Watch Harbour Town this week during the RBC Heritage and count how many times the world’s best players choose a bump and run over a lofted chip. The number will be higher than you expect. Jordan Spieth has built half a short game career on the bump and run, often using a hybrid from just off the green when the situation calls for it. Justin Thomas, defending champion at Harbour Town, uses a 9-iron bump and run from tight lies that is almost impossible to miss-hit. Scottie Scheffler, for all his power off the tee, plays a disproportionate number of his greenside shots along the ground rather than through the air.

The common thread among these players is not that they lack the skill to play the high, spinning pitch. They all can. The common thread is that they understand probability. A bump and run with a 7-iron from fifteen yards off the green will, over a hundred repetitions, produce a tighter cluster of results than a lob wedge pitch from the same spot. The average result will be closer to the hole, the worst result will be dramatically better, and the best result will be only marginally worse. For a professional golfer whose livelihood depends on consistency, the choice is obvious. For an amateur whose enjoyment depends on avoiding disasters, the choice should be equally clear.

The practice that matters

If you want to add the bump and run to your game, the practice is straightforward. Take a 7-iron and a 9-iron to the chipping green and pick a hole about twenty feet from the edge. Hit twenty balls with each club, aiming to land every one on the same spot — a tee pushed into the green works well as a target — and letting the roll take care of the rest. What you will notice almost immediately is how consistent the results are compared to the same exercise with a lob wedge. The dispersion shrinks. The misses get smaller. The catastrophic outcomes — the skull, the chunk, the shot that ends up further from the hole than where it started — largely disappear.

After a few sessions, start varying the club based on the distance to the pin. More green to work with, less loft. Less green, more loft. The 7-iron for the back pins, the 9-iron for the middle pins, the pitching wedge for the closer ones. You are building a system, not a single shot, and the system is based on a principle that will serve you for as long as you play the game: when you can putt, putt; when you cannot putt, play the shot that is closest to a putt.

The shift in thinking

The real value of the bump and run is not the strokes it saves, though it will save strokes. It is the shift in thinking it represents. Playing the bump and run means accepting that the best shot is not always the most impressive shot. It means prioritising the result over the method. It means trusting the ground, which is always more reliable than the air. And it means, ultimately, playing golf the way the game was originally designed to be played — along the ground, with creativity and judgement, using the terrain rather than trying to defeat it.

The links courses where golf began were bump-and-run courses by necessity.

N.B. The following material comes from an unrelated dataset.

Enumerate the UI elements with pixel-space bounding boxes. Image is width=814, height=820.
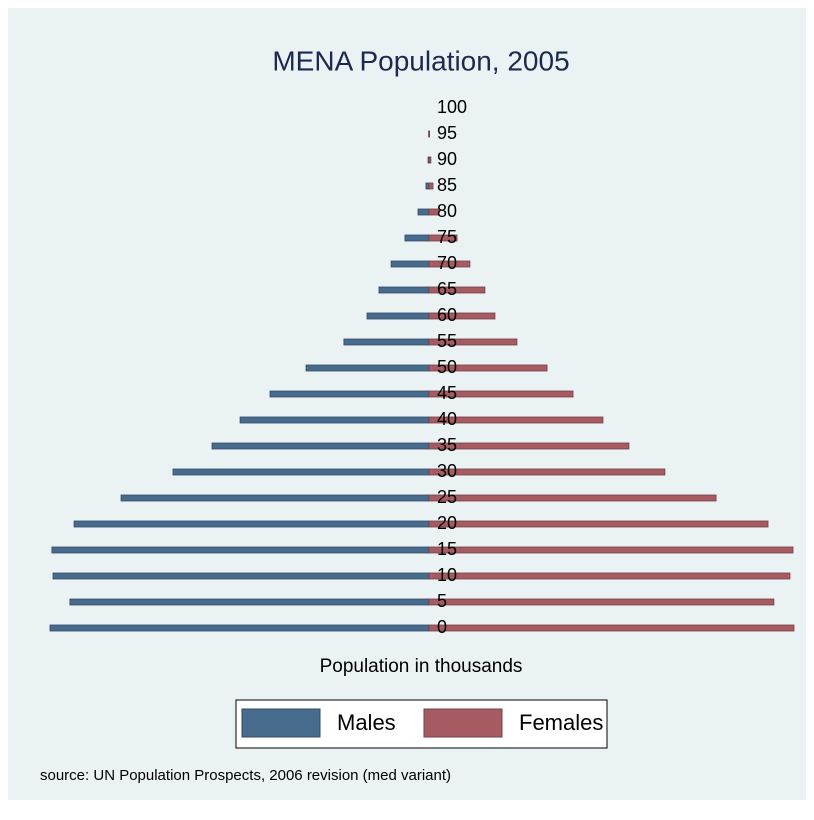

The wind was too strong for high shots, the ground was too firm for soft landings, and the greens ran into the fairways without a clear boundary. The modern game has moved away from that, with manicured rough and soft greens that reward the aerial approach. But the bump and run has not stopped working. It has merely stopped being fashionable. And in golf, as in most things, the unfashionable choice is often the smartest one.